Вкушает медленный томительный покой.

В моей крови живет декабрьская Лигейя,

Чья в саркофаге спит блаженная любовь.

А та — Соломинка, быть может — Соломея,

Убита жалостью и не вернется вновь.

1916

* * *

Я в хоровод теней, топтавших нежный луг,

С певучим именем вмешался…

Но все растаяло — и только слабый звук

В туманной памяти остался.

Сначала думал я, что имя — серафим,

И тела легкого дичился,

Немного дней прошло, и я смешался с ним

И в милой тени растворился.

И снова яблоня теряет дикий плод,

И тайный образ мне мелькает,

И богохульствует, и сам себя клянет,

И угли ревности глотает.

А счастье катится, как обруч золотой,

Чужую волю исполняя,

И ты гоняешься за легкою весной,

Ладонью воздух рассекая.

И так устроено, что не выходим мы

Из заколдованного круга;

Земли девической упругие холмы

Лежат спеленатые туго.

1920

* * *

Вере Аркадьевне Судейкиной

Золотистого меда струя из бутылки текла

Так тягуче и долго, что молвить хозяйка успела:

— Здесь, в печальной Тавриде, куда нас судьба занесла,

Мы совсем не скучаем, — и через плечо поглядела.

Всюду Бахуса службы, как будто на свете одни

Сторожа и собаки — идешь, никого не заметишь —

Как тяжелые бочки, спокойные катятся дни:

Далеко в шалаше голоса не поймешь, не ответишь.

После чаю мы вышли в огромный коричневый сад,

Как ресницы на окнах опущены темные шторы,

Мимо белых колонн мы пошли посмотреть виноград,

Где воздушным стеклом обливаются сонные горы.

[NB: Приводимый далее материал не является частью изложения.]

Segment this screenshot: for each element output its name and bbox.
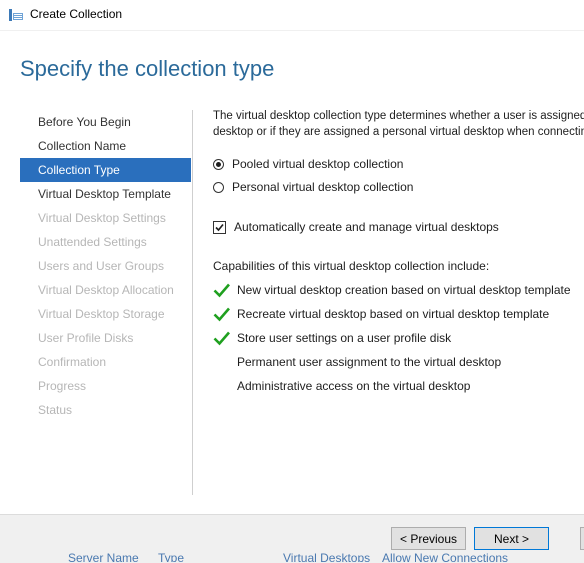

Я сказал: виноград как старинная битва живет,

Где курчавые всадники бьются в кудрявом порядке.

В каменистой Тавриде наука Эллады — и вот

Золотых десятин благородные, ржавые грядки.

Ну, а в комнате белой, как прялка, стоит тишина.

Пахнет уксусом, краской и свежим вином из подвала.

Помнишь, в греческом доме: любимая всеми жена —

Не Елена — другая — как долго она вышивала?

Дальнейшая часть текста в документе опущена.